Энтин сидел мрачный. Мало того что композитор опоздал, так еще заявил поэту, что стихи не нужны... И он сказал:
— Знаете, пока вы играли, я придумал стихи на вашу так называемую музыку! «Бу — татата-та-татата — Ра — татата-та-татата — Ти — татата-та-татата — Но!»
— А на съемках вы, ребенок все-таки, никого из страшных персонажей не побаивались?
— Владимира Абрамовича Этуша. Строгий он был. А в гриме — совсем страшный. Густые брови, тяжелая борода. Эта борода как огромная змея извивалась по земле. Жаловался на меня Нечаеву: «Димка твой — злой мальчишка! Вот нарочно метит мне в лоб! И попадает!» Это когда я шишки с дерева бросал.
Баадура Цуладзе тоже побаивался. Спустя годы мы многократно встречались, и я не понимал причин своего детского страха. Душа-человек, настоящий грузин. Но в харчевне, когда он приставлял к моей спине вертел, у меня темнело в глазах. Я тихо говорил:
— Баадур Сократович, не делайте так! Больно очень!
— Прасти, дарагой!
Но на следующем дубле все повторялось, я группировался и терпел. Вертел, между прочим, был железный, с палец толщиной и острый на конце!
А Дуремар, Владимир Палыч Басов? Какое чудо! Он мог сыграть абсолютно все! Я всегда видел его веселым. Человек-улыбка. Помните эпизод, когда Карабас и Дуремар бросаются в погоню за сбежавшими куклами? Басов несся с тачкой. «Мотор! Камера! Начали!» — побежали.
Скорость была приличной. Видимо, колесо наскочило на кочку, тачка вильнула и потащила за собой. Басов не смог остановиться, на полном ходу врезался в могучий дуб. Со стороны было видно, что удар приличный, но он не показал виду, доиграл до конца, сказал «Привал» — и рухнул. Не было этой реплики. Это импровизация. Не должен он был падать. Тоже импровизация. И именно этот дубль вошел в картину. Ведь ни один сценарист такого не придумает! А настоящий артист играет до команды «Стоп!», что бы с ним ни произошло.
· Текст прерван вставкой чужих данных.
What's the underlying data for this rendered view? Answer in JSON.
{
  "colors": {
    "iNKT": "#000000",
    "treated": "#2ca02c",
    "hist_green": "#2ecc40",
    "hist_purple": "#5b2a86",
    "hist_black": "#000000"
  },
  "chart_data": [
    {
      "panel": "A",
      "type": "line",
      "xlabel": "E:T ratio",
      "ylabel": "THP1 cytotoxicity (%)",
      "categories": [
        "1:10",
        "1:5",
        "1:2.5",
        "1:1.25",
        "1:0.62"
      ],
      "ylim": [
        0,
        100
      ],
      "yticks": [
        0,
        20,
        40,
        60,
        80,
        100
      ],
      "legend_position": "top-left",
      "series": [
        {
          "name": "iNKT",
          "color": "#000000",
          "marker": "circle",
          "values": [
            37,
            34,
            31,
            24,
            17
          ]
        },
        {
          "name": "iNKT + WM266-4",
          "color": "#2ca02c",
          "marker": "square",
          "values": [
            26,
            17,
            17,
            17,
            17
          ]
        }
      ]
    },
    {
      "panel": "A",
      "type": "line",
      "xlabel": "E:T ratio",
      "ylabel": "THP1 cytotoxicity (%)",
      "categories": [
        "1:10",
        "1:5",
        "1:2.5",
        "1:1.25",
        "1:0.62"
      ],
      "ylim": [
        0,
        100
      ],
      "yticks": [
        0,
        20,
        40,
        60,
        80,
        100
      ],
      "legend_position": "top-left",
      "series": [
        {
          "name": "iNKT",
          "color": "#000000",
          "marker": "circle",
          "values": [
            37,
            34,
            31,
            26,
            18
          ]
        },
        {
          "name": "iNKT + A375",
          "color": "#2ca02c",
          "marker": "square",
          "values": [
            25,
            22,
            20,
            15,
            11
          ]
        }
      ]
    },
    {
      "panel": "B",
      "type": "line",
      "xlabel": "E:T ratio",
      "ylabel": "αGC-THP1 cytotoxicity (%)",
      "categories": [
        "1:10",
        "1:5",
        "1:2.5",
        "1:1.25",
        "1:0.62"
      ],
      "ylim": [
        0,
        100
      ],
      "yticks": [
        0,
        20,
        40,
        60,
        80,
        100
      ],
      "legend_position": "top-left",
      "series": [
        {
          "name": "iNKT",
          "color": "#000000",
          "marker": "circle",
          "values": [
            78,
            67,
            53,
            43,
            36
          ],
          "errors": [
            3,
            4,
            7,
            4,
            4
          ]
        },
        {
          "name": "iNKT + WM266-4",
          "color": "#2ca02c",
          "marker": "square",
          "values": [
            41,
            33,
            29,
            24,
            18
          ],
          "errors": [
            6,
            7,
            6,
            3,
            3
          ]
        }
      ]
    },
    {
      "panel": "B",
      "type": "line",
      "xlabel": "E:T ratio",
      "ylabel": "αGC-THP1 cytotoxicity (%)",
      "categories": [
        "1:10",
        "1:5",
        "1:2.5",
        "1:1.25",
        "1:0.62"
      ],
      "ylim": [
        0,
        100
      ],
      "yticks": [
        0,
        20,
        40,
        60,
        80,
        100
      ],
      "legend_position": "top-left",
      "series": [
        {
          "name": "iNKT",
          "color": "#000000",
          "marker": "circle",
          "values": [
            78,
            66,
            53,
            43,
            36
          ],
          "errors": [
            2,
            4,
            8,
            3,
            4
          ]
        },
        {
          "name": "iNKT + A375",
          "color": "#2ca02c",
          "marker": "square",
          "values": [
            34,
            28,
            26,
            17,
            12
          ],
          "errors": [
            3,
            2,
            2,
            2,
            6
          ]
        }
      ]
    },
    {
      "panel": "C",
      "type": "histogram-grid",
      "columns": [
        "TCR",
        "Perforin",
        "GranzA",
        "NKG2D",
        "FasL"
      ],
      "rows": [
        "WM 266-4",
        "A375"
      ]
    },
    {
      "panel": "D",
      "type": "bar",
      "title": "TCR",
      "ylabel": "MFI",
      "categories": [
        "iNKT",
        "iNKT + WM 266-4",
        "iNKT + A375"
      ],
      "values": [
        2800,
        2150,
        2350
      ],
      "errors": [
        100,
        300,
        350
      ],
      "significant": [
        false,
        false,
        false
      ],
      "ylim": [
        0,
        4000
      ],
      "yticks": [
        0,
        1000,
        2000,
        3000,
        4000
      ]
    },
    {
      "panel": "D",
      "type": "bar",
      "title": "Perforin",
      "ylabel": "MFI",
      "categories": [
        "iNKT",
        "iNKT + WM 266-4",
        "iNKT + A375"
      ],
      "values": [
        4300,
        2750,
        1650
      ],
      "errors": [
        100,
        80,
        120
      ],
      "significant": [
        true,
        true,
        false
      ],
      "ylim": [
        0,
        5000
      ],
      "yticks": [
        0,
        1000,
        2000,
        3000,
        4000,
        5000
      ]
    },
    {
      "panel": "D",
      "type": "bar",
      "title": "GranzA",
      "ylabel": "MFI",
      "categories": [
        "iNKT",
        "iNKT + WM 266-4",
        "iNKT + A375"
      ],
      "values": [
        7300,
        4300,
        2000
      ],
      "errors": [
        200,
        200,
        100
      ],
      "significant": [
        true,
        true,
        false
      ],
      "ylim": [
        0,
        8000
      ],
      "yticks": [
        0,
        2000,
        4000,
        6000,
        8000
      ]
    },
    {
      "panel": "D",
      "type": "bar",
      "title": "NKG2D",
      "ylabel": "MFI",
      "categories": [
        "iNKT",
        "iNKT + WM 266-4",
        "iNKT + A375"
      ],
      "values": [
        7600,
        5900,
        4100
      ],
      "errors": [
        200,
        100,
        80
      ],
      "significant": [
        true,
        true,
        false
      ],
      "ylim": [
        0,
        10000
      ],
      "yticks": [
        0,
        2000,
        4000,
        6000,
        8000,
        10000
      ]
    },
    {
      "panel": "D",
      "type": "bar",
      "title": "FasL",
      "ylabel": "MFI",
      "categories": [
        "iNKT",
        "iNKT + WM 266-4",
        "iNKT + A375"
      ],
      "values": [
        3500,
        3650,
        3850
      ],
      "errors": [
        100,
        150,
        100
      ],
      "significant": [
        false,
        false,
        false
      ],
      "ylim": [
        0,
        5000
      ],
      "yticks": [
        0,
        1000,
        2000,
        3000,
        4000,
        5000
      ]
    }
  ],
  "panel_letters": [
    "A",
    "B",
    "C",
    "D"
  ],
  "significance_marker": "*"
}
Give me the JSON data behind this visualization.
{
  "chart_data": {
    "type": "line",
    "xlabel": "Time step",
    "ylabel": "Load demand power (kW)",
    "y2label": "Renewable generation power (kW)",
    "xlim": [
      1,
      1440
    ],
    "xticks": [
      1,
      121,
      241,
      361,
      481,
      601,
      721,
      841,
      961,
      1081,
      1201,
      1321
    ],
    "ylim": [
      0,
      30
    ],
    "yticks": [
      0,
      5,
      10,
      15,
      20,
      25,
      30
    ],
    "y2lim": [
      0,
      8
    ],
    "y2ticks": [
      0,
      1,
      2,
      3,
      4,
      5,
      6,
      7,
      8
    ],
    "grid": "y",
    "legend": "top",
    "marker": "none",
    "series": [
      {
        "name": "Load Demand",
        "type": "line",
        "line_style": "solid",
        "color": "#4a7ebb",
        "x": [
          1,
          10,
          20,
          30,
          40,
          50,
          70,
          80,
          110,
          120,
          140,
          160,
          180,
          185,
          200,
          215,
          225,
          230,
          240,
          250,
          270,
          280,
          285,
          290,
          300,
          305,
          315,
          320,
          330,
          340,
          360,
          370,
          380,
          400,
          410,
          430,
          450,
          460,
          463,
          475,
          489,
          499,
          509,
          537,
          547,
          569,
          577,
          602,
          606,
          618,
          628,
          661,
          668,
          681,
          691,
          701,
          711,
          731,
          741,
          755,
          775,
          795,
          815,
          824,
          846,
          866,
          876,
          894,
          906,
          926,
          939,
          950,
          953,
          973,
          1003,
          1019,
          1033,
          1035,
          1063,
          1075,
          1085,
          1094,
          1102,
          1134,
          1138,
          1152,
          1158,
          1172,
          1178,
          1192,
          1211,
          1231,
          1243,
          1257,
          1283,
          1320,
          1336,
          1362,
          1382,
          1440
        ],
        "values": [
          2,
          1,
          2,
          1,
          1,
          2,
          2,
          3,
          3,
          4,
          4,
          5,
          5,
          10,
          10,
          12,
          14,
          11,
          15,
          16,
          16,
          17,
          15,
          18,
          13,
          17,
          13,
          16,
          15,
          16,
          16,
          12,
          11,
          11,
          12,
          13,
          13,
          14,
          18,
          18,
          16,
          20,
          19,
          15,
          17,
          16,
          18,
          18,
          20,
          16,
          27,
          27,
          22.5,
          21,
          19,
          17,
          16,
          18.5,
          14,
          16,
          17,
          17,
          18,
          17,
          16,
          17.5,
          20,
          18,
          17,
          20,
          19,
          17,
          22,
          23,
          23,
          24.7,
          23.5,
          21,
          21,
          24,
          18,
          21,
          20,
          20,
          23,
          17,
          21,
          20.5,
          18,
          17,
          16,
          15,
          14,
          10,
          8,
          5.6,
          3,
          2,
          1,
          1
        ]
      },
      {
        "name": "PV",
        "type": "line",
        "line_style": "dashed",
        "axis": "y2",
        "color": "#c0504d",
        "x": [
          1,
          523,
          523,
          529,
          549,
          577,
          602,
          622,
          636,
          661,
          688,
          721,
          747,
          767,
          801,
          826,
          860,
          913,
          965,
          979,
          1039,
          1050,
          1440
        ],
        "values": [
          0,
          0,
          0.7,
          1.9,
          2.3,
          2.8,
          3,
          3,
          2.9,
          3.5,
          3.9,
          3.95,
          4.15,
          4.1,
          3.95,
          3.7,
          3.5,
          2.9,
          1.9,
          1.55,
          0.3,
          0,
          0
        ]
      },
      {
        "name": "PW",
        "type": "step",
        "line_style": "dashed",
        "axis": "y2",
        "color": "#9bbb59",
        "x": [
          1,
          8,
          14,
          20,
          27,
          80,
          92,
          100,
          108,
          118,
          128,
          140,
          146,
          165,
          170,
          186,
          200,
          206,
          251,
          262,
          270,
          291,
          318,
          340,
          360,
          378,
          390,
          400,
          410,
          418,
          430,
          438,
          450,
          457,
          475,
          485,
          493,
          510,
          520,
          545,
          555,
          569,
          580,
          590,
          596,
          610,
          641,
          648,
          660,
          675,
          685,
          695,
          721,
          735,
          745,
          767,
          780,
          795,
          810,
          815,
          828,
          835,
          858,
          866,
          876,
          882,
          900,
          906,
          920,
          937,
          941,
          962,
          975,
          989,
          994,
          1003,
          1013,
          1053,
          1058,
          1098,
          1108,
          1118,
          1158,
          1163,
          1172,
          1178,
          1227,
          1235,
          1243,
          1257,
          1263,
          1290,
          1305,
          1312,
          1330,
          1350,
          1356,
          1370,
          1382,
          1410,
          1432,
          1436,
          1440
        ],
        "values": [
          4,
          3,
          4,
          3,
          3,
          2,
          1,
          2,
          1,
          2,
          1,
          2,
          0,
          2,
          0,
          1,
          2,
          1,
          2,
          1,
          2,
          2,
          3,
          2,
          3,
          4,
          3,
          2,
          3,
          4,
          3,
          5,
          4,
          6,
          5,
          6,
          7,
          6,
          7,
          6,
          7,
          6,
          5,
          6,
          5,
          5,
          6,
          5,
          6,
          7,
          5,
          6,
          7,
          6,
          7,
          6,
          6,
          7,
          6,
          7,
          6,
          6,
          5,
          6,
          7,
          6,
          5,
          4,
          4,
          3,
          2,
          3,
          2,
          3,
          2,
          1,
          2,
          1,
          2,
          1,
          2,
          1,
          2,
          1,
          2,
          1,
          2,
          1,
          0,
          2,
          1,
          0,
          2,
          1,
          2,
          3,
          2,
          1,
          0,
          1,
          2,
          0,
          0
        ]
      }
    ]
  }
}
С теплотой всегда вспоминаю Юрия Катина-Ярцева, Николая Гринько. Юрий Васильевич дал мне много дельных советов после окончания института. Мы беседовали во время его спектакля. Он работал в Театре на Малой Бронной, встретил тогда, проводил в гримерку. Я не знал, как быть: меня распределили в Минск, а я хотел работать в Ленинграде или Москве. И меня брали в несколько театров. А Юрий Васильевич посоветовал: поезжай в Минск. Я говорил, что нуждаюсь в питательной среде, хочу конкуренции, хочу расти. Он извинялся, уходил на сцену, возвращался, и мы продолжали. Катин-Ярцев сказал, что если я хочу работать в Москве, значит, буду. «Будешь там, где захочешь, а сейчас поезжай в Минск», — заключил он. Я вышел и подумал, что профессор совсем далек от реальности, у него все есть, он не видит моих метаний. А сегодня понимаю, что он имел в виду: твоя цель, твоя воля, энергия приведут туда, куда ты стремишься. И не имеет значения время, которое ты на это потратишь.